For this is the social media generation, where teens are glued to their phones, conversation barely exists, and SnapChat and Instagram are the main means of communication. It’s a natural landscape for Bo Burnham who rose to fame via the internet. His objective in making the film was to speak out for those who live their lives online and who have been characterised as ‘self-obsessed, narcissistic, shallow’ but are, in fact, merely self-conscious.

Kayla’s father (Josh Hamilton), a single parent, adores his gawky daughter but, without a mother’s influence, is unable to escape embarrassing dad behaviour, for instance barging into her bedroom without knocking to say a bare-chested goodnight, never being able to do or say the right thing at the right time (there’s a great drive scene where this plays out), and spying on her on her first night out. He is intensely irritating like all dads, yet one can’t help but feel his heart at least is in the right place.

This is in strong contrast to Kaya’s class-mates, who studiously ignore her as she slinks by with stooping shoulders, ace-scarred face framed by lanky hair. Yet when she smiles there is a beauty – it’s just that its reserved for the screen and not for real-life. An invitation to a class swimming party is so excruciating for Kayla that you want to curl up and die with her. 

At the end-of-year round-up she wins the accolade of ‘Quietest girl in the school’, not exactly an honour. As she herself says, ‘growing up can be a little bit scary and weird’ and no more so than in her first encounters with boys. She throws herself awkwardly at the winner of the ‘best eyes’ prize during a drill to teach the kids how to react if they have a Columbine-style attack. To a European audience it is insane that a school actually trains kids for such a horrendous event, and Burnham milks the sinister with the comedy for all it’s worth.

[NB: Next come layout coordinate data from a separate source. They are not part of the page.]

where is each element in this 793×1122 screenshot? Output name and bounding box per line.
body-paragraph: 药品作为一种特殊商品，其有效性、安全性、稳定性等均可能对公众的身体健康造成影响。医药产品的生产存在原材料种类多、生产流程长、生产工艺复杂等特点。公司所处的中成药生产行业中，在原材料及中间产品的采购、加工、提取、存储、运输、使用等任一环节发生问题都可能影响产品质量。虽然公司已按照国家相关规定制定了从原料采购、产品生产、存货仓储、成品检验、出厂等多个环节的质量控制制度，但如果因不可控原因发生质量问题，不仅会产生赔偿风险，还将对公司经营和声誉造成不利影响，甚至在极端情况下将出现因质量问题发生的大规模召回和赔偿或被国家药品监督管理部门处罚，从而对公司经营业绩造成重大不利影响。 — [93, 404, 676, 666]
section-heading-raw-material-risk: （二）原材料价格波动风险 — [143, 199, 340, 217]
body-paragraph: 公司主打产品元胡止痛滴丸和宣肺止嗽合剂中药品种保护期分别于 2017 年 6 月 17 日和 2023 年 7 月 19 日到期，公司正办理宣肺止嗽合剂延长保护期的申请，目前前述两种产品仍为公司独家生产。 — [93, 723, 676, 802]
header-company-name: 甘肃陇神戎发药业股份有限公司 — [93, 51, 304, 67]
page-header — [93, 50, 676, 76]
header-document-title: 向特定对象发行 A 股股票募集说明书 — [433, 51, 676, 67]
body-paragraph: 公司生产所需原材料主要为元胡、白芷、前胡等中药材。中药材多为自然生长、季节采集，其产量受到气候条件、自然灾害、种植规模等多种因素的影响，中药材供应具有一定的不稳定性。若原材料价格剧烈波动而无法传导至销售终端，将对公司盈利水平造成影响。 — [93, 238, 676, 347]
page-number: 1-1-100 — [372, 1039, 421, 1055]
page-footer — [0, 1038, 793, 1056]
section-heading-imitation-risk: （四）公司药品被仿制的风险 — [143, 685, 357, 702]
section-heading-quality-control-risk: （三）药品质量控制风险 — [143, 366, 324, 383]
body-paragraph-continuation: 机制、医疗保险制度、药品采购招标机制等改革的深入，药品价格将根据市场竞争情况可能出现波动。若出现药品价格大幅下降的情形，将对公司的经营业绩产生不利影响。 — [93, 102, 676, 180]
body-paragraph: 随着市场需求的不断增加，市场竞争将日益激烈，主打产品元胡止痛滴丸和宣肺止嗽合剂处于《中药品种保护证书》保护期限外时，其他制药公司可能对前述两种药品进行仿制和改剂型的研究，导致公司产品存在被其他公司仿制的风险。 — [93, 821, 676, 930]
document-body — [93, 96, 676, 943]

Even when Kayla, in one of the rare bright moments of the film, meets her High School mentor, Olivia (Emily Robinson) who is kind, affectionate and inclusive, there remains a real threat of the danger that her childish willing-to-please nature exposes her to. 

Having been an overweight and spotty 13 year-old myself (those spots! I spent most of the film trying to work out if they were for real – they literally pulsate) I empathised a lot with Kayla. The agony of acne and carrying those extra pounds is soul-destroying and, unless you have some measure of self-confidence, can be crippling as it is to poor Kayla. 

However, the film is not all bleak, although sometimes one wonders where the narrative will take us. The glimmers of hope arise out Kayla’s refusal to be beaten down, whatever is thrown in her path, her determination to try and take her own advice despite the lack of followers for her vlog, and her ability to give people a chance even when they don’t give her that opportunity themselves. She has a strong sense of right and wrong, and that can only be for the good.Having said all of that, it is not really my kind of film (just as I hate The Office, far too much cringe for comfort), but I recognise a good piece of film-making, and some great acting.